Bei einem weniger voreingenommenen Verfasser wäre die Schilderung einer Gewaltanwendung in einer österreichischen Strafanstalt (1931) (S. 74) ‚bekam er eine so kräftige Abreibung erteilt, daß ihm mindestens ein Zahn ausgeschlagen wurde‘ sicher Anlass gewesen über Gewalt und Gegengewalt nachzudenken. Wie normal war für einen österreichischen Staatsbeamten 1931 die Anwendung von körperlicher Gewalt gegenüber einem Gefangenen?
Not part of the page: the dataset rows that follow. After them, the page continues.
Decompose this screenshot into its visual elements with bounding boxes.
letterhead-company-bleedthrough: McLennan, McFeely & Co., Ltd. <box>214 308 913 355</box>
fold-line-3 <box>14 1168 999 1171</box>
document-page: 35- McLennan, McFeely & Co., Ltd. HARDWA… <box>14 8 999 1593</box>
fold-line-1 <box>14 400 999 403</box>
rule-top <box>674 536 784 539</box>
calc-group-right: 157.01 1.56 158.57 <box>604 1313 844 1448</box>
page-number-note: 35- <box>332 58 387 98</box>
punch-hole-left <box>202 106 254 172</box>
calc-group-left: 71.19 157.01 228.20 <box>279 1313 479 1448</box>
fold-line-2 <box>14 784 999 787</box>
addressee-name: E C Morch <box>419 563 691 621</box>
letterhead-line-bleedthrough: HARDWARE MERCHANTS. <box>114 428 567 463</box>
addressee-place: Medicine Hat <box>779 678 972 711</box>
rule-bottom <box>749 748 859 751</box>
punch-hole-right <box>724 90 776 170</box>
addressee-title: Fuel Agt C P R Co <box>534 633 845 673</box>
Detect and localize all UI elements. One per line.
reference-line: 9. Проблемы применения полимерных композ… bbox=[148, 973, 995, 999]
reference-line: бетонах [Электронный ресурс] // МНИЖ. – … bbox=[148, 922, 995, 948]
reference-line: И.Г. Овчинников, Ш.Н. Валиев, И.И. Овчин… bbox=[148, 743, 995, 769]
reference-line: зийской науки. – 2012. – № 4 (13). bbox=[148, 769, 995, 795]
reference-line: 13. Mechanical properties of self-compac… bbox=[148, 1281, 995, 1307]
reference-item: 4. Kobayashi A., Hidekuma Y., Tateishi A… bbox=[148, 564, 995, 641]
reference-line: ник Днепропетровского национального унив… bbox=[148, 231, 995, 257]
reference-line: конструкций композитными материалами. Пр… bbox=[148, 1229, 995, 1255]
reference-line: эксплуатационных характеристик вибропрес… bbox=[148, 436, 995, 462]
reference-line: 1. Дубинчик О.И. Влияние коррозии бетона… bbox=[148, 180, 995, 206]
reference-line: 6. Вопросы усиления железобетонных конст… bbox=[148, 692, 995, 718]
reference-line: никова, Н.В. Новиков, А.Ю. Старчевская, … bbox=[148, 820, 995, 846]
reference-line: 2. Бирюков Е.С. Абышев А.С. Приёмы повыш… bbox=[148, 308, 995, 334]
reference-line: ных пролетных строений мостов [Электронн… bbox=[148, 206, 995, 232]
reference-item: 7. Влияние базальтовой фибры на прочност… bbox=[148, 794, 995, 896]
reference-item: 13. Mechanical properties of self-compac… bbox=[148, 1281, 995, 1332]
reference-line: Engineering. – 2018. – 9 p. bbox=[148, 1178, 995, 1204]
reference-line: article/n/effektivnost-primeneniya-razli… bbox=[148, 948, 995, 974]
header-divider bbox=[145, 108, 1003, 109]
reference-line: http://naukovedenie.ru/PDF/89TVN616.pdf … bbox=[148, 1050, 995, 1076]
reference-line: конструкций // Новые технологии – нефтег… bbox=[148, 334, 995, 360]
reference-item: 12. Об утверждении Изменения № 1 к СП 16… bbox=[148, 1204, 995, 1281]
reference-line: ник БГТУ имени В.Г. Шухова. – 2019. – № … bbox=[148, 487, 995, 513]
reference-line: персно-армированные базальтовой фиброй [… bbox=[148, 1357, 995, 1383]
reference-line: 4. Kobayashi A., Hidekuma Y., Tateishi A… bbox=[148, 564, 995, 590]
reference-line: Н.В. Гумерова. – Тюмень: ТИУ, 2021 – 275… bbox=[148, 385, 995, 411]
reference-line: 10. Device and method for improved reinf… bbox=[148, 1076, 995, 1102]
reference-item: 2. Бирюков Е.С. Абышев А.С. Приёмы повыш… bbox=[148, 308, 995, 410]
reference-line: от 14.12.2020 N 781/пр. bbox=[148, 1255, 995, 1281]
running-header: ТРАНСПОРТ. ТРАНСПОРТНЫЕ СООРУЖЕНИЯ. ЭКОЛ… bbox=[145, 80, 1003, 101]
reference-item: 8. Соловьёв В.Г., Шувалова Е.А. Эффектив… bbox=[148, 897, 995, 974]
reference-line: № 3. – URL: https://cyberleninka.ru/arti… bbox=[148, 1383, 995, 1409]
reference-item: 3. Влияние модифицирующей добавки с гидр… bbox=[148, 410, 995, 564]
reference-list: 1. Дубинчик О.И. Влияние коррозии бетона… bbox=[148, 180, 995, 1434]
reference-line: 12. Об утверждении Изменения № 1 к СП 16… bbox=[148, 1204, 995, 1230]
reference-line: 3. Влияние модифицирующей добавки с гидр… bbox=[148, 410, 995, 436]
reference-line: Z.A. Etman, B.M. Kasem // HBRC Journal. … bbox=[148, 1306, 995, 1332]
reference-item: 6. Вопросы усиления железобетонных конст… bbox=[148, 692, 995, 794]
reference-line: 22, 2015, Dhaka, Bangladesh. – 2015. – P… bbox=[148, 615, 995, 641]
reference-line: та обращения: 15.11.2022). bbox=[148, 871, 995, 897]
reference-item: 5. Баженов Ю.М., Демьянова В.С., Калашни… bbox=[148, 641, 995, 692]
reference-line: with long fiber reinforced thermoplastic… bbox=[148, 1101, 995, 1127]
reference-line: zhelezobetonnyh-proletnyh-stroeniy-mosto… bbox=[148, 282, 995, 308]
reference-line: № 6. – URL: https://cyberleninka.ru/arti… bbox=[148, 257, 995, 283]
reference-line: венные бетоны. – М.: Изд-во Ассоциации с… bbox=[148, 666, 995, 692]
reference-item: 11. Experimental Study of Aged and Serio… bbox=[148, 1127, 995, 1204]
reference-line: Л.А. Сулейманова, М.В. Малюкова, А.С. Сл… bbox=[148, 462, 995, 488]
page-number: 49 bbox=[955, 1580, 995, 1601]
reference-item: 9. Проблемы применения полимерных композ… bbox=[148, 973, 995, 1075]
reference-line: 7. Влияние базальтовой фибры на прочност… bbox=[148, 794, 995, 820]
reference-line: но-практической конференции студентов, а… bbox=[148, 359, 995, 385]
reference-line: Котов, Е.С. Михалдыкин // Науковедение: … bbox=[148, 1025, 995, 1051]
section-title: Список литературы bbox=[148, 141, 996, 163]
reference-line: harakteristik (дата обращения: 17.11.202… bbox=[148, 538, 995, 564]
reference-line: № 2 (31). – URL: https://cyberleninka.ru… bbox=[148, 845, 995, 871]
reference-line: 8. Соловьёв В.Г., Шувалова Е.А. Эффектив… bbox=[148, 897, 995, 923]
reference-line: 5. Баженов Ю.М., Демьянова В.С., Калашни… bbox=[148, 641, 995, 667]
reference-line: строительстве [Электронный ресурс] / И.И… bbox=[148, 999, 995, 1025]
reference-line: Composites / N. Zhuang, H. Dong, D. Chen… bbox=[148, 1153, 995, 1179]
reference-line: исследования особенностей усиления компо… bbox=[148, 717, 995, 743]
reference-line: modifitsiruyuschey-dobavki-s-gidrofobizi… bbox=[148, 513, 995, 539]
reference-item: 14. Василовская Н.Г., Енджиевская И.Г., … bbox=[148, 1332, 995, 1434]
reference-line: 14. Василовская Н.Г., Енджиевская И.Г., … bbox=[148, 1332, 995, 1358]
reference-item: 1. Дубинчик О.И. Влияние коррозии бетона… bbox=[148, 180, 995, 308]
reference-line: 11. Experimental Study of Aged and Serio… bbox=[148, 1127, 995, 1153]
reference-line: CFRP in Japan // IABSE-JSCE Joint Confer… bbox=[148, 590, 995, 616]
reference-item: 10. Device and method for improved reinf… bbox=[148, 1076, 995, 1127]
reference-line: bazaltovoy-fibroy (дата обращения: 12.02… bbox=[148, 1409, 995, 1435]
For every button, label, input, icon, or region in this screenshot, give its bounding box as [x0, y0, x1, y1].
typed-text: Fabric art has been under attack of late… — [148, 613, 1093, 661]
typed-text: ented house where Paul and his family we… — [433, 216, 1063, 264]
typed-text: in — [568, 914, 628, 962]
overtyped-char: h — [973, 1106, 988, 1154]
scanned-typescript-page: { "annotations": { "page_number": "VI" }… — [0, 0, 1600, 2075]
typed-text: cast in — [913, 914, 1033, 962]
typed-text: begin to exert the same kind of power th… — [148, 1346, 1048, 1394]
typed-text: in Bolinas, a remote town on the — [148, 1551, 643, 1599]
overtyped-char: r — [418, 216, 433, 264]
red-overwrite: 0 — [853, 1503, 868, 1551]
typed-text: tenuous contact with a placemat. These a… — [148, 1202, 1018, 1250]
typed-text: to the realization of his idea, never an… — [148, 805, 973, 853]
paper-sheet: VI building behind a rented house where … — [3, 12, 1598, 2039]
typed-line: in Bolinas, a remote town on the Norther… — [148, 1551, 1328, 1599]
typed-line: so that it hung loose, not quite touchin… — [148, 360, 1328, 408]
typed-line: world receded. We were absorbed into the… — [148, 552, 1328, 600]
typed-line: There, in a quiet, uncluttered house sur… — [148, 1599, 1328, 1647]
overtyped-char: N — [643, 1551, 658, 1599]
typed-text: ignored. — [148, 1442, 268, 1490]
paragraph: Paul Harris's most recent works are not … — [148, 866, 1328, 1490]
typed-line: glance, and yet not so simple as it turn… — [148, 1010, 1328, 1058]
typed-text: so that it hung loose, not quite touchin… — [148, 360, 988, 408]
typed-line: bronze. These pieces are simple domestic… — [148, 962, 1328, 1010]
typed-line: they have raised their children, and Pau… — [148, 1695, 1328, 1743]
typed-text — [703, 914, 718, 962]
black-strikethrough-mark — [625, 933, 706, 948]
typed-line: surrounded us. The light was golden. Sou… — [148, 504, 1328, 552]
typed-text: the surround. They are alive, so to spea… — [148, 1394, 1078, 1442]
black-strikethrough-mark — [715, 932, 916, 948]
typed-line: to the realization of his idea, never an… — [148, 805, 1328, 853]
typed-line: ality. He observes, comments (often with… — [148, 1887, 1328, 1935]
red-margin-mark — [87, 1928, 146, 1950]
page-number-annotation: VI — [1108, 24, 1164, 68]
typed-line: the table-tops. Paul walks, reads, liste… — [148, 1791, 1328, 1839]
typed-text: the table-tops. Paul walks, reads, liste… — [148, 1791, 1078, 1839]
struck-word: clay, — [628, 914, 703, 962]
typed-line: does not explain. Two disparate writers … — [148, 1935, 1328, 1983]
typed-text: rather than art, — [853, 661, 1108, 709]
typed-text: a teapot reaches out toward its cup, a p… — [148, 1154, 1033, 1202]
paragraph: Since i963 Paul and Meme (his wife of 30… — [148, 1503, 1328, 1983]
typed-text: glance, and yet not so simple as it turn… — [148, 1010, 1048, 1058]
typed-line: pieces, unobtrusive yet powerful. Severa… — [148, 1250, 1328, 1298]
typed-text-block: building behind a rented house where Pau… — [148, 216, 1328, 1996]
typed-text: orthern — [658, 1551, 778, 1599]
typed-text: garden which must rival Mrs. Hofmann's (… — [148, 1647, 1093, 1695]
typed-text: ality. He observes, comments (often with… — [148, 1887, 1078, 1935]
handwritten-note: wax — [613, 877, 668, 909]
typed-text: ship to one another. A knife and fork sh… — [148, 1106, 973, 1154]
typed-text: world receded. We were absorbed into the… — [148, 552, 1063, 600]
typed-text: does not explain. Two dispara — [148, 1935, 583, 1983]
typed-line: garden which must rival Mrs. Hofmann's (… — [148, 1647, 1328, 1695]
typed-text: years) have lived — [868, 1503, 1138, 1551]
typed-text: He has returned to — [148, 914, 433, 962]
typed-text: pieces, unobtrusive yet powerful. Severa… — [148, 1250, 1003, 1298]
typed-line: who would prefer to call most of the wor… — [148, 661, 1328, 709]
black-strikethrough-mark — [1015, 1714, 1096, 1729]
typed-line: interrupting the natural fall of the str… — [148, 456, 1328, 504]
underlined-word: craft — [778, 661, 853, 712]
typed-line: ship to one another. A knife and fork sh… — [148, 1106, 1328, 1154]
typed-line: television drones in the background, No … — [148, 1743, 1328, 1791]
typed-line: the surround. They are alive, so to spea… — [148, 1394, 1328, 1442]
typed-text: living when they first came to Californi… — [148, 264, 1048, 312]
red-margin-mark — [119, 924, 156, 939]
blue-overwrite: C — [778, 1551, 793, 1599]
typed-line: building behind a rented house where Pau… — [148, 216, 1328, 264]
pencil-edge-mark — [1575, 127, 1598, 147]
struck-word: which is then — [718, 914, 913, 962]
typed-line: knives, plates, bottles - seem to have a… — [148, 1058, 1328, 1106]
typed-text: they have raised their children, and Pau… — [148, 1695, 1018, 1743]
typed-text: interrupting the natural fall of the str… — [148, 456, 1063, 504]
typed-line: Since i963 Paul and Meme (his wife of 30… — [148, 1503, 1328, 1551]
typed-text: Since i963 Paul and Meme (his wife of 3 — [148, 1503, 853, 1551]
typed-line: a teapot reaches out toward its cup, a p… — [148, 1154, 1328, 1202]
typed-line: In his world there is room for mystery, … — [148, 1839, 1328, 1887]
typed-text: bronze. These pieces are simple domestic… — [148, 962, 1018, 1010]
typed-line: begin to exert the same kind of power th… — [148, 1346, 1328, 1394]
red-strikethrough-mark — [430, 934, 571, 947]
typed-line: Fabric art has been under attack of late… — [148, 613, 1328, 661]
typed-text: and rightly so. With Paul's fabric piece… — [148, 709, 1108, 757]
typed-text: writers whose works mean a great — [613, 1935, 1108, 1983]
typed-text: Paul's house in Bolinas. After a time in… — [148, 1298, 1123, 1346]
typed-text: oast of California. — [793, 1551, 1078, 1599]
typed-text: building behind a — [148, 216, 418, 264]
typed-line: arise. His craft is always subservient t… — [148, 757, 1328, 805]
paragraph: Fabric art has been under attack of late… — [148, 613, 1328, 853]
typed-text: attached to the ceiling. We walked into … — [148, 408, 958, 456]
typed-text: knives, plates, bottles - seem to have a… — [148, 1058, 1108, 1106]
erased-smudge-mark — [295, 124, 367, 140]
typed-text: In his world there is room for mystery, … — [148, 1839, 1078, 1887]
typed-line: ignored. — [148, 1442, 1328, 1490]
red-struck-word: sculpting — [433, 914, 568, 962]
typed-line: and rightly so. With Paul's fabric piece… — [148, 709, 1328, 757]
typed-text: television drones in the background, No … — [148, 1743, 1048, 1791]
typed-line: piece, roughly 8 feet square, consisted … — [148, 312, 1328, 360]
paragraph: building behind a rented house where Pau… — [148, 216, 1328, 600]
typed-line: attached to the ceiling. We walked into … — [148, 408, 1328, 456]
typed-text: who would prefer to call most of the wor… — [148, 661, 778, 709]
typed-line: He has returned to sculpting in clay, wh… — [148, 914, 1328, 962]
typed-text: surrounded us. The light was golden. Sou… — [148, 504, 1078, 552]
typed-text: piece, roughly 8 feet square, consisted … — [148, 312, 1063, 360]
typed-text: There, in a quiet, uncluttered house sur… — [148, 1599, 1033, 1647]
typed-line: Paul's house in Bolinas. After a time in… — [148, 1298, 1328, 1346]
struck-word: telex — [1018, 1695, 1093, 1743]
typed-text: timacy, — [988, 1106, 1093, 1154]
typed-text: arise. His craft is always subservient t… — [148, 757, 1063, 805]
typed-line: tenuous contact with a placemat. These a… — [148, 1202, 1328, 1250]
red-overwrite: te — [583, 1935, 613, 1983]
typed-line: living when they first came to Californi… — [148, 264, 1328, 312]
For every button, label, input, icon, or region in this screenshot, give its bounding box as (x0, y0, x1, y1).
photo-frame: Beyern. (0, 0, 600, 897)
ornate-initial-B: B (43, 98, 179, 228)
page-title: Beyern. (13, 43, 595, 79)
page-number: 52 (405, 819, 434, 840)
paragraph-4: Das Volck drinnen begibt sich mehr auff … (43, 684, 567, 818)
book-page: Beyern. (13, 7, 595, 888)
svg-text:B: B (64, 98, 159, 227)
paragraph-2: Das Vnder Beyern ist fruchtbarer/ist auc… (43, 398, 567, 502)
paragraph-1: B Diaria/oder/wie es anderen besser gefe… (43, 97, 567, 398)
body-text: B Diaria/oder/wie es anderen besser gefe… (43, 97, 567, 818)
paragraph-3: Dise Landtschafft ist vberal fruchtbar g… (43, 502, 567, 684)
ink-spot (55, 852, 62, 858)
Von einer Dissertation, anders als von einem Pamphlet, wird gemeinhin erwartet, dass der Ton ausgewogen gewählt wird. Peinlich berührt ist der Rezensent von der Wortwahl an zahlreichen Stellen, z. B. „SS gerecht vier Kinder zeugte“ (S. 52), „Himmlers Menschenzuchtverein“ (S. 64), „Leitwölfe“ (S. 59), „ein echtes SD-Gewächs“ (S. 92); sie unterscheidet sich wenig von der Bezeichnung der Juristen als „Bazillenkultur“ (S. 96). Gerade bei Sachverhalten und Beobachtungen, die einem Verfasser einer Qualifikationsarbeit für Historiker berühren, gehört es nach langjährigem Verständnis der Ausdrucksweise eines Universitätsfaches dazu, den inneren Abstand zum Thema auch sprachlich zu wahren. Die benutzten Quellen sollen für sich sprechen und zum Sprechen gebracht werden, Polemik lässt an der objektiven Würdigung des Quellenmaterials zweifeln.